Wednesday, 9 August 2017

What's cheaper & faster for my lab, keep a stock of electronics components or order?



We are four electronic engineers working in a company, and we have a lab, I think we have a logistic issue with our components, this might be a basic study case:



  • We have few racks with resistors, capacitors, chips, transistors, diodes, connectors, LEDs, and so on.

  • We have projects all the time, and have plenty of boxes with unsorted components in low quantities, for each project.


  • We currently don't keep track of our stock.

  • When we have a need for components, we would just order or maybe take a look before order at Mouser, Digikey, Farnell etc...

  • BIG ISSUE ::: When we need to pass an order, it would take at least 1 week for administrative reasons.


We have arrived to the point where we need to know:



  • What is cheaper? Keep a big stock (keep track of it) or order components we need (constantly)?


Update: I will add that, we have recently bought several SMD resistor/capacitor kits, and this simplified our situation.
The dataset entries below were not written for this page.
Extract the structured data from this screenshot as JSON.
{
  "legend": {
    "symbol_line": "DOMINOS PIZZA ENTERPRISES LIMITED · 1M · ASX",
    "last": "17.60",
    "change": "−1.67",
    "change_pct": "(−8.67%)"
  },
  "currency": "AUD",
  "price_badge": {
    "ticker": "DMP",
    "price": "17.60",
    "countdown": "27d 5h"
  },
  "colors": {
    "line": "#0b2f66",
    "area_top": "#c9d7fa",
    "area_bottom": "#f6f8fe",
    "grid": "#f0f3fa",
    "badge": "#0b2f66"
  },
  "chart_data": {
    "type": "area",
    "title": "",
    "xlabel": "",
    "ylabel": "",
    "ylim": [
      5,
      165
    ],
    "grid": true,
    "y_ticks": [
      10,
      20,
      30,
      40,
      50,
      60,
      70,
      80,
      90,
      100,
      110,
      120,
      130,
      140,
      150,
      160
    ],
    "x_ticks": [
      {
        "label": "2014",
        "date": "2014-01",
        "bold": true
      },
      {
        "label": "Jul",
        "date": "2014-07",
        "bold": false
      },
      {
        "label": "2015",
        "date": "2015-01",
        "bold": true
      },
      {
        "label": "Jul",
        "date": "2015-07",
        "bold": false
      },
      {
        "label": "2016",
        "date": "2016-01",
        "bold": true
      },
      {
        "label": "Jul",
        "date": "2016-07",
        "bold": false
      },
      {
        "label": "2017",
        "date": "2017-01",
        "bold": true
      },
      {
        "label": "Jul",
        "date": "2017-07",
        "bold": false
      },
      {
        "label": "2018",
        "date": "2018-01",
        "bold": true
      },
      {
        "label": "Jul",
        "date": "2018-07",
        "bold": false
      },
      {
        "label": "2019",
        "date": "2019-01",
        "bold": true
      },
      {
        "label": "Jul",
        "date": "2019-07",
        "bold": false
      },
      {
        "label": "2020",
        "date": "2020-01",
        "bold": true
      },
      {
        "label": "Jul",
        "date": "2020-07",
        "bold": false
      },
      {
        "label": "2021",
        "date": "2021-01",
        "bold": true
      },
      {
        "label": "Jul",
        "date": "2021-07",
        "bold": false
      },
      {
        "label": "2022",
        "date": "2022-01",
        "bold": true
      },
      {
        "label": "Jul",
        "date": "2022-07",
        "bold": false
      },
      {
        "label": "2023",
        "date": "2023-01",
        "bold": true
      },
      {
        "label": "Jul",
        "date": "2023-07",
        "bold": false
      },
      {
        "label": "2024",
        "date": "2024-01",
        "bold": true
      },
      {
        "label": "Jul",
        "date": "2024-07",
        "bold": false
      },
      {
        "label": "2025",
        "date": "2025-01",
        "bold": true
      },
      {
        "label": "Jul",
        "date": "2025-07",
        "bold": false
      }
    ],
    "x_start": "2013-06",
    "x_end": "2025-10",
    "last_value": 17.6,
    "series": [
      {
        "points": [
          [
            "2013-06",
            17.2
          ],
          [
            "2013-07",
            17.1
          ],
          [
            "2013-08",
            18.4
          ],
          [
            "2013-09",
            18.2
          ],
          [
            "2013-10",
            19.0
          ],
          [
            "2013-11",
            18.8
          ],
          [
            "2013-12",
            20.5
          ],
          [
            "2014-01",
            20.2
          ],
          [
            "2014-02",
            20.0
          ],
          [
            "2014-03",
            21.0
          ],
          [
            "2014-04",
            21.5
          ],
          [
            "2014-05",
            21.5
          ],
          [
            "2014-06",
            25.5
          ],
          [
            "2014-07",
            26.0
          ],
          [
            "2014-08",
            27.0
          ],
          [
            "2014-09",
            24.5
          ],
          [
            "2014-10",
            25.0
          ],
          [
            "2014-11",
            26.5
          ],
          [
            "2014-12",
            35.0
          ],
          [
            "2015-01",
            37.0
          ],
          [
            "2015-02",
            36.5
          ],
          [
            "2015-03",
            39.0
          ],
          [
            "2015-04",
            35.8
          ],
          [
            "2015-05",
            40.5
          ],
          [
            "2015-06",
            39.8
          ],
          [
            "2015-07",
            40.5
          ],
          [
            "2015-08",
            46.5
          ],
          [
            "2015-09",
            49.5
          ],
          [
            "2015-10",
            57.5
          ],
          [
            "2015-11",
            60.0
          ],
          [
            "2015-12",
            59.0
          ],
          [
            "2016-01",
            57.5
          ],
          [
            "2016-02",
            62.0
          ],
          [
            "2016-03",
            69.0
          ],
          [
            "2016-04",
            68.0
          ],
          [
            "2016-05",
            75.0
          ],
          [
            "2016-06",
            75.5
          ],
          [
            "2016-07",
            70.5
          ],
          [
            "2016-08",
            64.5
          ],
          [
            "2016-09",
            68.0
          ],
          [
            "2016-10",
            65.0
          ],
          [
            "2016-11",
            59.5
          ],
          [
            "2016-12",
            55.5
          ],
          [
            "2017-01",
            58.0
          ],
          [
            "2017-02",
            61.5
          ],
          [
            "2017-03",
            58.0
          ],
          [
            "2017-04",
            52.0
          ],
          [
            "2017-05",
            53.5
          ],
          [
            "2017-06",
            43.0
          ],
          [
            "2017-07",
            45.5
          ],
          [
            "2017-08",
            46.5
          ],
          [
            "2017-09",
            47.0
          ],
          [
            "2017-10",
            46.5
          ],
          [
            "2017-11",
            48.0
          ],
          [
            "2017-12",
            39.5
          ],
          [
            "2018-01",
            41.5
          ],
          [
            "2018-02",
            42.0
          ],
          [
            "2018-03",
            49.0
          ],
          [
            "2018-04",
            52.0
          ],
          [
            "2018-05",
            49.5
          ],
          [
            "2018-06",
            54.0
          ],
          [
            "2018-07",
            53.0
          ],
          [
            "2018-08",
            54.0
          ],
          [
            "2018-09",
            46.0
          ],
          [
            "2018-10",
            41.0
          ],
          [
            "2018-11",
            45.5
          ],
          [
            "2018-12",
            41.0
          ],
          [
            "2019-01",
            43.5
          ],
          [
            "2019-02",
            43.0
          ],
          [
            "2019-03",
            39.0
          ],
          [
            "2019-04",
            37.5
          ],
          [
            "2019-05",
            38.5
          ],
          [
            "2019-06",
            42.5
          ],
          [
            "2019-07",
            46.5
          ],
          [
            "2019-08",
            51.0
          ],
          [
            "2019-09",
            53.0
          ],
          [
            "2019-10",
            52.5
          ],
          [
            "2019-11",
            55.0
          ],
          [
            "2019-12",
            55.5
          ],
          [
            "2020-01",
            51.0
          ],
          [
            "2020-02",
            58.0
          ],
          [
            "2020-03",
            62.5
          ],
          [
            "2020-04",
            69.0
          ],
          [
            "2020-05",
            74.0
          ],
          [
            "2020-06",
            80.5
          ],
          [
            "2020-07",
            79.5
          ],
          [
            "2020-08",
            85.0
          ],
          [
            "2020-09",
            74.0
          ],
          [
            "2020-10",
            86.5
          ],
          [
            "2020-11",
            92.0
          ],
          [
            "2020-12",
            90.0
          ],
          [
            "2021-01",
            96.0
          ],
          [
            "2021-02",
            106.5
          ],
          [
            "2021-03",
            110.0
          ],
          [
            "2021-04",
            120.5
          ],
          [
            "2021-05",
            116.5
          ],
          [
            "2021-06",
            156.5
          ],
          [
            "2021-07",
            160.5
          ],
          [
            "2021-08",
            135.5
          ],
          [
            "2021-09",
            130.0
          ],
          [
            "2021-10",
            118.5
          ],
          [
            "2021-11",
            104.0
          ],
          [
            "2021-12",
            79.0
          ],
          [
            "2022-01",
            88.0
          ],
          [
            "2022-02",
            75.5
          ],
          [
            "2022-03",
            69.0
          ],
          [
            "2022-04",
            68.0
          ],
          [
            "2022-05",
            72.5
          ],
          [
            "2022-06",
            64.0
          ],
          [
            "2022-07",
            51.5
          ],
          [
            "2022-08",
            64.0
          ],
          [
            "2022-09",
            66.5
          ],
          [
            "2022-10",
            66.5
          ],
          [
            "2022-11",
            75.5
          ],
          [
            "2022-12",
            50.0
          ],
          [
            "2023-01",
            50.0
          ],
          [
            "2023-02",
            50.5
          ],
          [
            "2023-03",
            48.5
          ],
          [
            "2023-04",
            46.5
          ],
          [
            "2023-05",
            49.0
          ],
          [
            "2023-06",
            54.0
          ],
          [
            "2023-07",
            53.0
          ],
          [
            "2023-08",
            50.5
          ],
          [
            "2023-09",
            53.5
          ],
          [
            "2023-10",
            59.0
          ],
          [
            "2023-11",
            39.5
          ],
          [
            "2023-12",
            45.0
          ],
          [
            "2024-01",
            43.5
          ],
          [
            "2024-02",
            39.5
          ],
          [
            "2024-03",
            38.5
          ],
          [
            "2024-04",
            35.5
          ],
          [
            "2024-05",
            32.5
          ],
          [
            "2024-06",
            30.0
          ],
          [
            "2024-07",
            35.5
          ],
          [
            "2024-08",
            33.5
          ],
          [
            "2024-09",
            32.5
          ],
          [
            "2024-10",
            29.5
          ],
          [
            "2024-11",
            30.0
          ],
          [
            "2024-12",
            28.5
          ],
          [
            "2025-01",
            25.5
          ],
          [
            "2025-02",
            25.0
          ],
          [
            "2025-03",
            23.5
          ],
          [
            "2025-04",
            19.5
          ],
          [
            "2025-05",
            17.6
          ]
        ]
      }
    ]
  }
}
If you have any other tips like this it would be great!



Answer




I'm going to disagree with others. No, don't bother keeping track of inventory. You are doing this for engineering, not production, so knowing the exact number of parts on hand is a lot less valuable than the time wasted keeping the system up to date, and the inevitable busywork when someone doesn't. Engineers need to be able to grab a resistor without having to fill out a form, even after the fact.


However, you do need to keep parts on hand. See my answer here for how we do it. That picture is quite old, and our parts stock is probably 30% bigger now, but the system is the same.


Instead of tracking inventory, keep a clipboard or a list in a computer somewhere of items that you are running low on, or wish you had. Whenever new parts are ordered, include the items on the wish list.


When you do order parts, get a few more than you need and put them in your lab stock. Usually buy to the next higher price break. For example, it makes no sense to buy less than 100 0805 resistors at a time. If you need three of one IC, buy 10 or 20. This is how items get added to lab stock. Sometimes when you buy one item, you realize you may have a use for a similar item and get a few of those too.


It also helps to standardize of certain parts. For example, there are many many small signal bipolar transistors that can handle a few 10s of volts, 100s of mA, and are reasonably fast with decent gain. In the absence of special requirements, I use MMTB4401 and MMTB4403 for these. We buy those a few 100 at at time, depending on where the price breaks are. Many other transistors would do, but sticking to a small number of jellybean parts when it doesn't matter simplifies your lab stock and ultimately production inventory.